Final notes: It should be noted that these estimates of dNdS are not very sensitive to detecting positive selection. This is for two main reasons, firstly many amino acids are structurally important for the proteins core function and are thus correspondingly nearly invariably, this results in positive selection acting on a relative small number of codons. Secondly, selection tends to be episodic (occurs in spurts). This means it is difficult to detect positive selection by just taking the average dNdS across the entire protein from a single pairwise comparison. To overcome this methods have been developed that detect changes in dNdS across a phylogeny derived from multiple sequence alignment, and I’ll focus on these methods in the next addition!

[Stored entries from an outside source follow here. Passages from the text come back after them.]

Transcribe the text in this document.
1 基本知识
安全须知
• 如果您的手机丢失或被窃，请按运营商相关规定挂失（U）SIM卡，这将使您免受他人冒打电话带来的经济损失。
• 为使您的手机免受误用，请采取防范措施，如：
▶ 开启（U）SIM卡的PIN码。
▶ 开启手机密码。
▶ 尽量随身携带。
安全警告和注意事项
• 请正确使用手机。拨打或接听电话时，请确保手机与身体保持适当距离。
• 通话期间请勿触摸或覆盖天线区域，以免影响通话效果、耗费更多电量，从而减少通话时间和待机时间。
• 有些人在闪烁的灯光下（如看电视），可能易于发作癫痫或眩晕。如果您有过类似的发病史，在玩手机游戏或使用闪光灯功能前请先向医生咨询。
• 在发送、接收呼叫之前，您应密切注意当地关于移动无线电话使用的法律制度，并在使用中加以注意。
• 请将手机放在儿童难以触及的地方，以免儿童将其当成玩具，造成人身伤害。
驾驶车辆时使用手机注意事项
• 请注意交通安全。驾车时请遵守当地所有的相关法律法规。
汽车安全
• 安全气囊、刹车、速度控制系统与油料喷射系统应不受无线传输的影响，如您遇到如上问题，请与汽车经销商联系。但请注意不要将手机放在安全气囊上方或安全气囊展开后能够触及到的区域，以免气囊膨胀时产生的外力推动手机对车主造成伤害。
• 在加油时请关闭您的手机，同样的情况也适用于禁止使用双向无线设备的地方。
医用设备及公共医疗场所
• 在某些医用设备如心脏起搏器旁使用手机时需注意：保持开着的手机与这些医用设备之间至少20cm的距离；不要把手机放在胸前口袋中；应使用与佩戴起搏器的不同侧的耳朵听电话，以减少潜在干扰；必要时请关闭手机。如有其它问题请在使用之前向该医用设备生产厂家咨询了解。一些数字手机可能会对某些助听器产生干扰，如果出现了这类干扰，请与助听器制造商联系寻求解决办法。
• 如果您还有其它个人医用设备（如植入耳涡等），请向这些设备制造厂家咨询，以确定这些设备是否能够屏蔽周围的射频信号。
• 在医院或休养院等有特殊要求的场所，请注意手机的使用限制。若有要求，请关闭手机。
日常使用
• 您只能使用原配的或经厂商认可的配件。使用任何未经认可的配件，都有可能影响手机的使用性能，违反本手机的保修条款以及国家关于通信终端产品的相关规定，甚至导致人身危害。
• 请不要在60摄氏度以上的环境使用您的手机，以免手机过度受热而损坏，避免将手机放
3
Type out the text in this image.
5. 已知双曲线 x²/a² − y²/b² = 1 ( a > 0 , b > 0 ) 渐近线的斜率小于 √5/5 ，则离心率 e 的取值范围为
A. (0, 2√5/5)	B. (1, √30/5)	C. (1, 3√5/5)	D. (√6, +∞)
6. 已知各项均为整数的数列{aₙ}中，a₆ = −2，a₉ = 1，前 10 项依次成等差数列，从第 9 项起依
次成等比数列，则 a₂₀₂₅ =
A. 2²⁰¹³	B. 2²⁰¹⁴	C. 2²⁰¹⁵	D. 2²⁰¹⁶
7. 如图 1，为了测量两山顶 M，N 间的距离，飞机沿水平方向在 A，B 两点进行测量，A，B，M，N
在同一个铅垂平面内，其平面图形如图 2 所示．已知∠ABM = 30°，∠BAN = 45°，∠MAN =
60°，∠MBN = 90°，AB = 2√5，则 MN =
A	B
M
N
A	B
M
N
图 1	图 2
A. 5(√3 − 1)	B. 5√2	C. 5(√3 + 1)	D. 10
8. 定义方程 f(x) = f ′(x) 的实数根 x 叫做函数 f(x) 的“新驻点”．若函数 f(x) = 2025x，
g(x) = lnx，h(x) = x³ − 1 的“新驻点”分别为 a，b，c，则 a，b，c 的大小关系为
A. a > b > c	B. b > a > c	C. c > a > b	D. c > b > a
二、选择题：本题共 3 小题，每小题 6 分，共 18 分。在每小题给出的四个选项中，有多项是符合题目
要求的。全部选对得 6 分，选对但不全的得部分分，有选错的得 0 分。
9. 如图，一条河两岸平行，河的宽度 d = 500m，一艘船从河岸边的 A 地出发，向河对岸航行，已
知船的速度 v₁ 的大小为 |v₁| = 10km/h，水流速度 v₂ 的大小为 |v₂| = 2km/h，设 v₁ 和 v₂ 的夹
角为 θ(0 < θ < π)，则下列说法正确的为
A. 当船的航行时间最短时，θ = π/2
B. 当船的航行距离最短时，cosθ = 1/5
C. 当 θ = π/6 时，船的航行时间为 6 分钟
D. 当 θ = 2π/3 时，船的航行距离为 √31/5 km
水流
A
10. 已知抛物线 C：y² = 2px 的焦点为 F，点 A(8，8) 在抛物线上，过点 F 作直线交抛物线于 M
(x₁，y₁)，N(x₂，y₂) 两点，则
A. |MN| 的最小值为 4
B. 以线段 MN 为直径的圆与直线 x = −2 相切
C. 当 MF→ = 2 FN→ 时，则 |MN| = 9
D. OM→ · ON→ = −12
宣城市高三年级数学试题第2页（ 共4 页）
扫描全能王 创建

I’ve been very slack with references for this post because I wonted to focus on the core considerations of using codeml, however, most of the above is based on reading the excelling coverage of this topic in: Maximum likelihood methods for detecting adaptive protein evolution
Bielawski, JP and Yang, Z (2005) Maximum likelihood methods for detecting adaptive protein evolution. In: Nielsen, R, (ed.) Statistical Methods in Molecular Evolution. (103 – 124). Springer-Verlag: New York.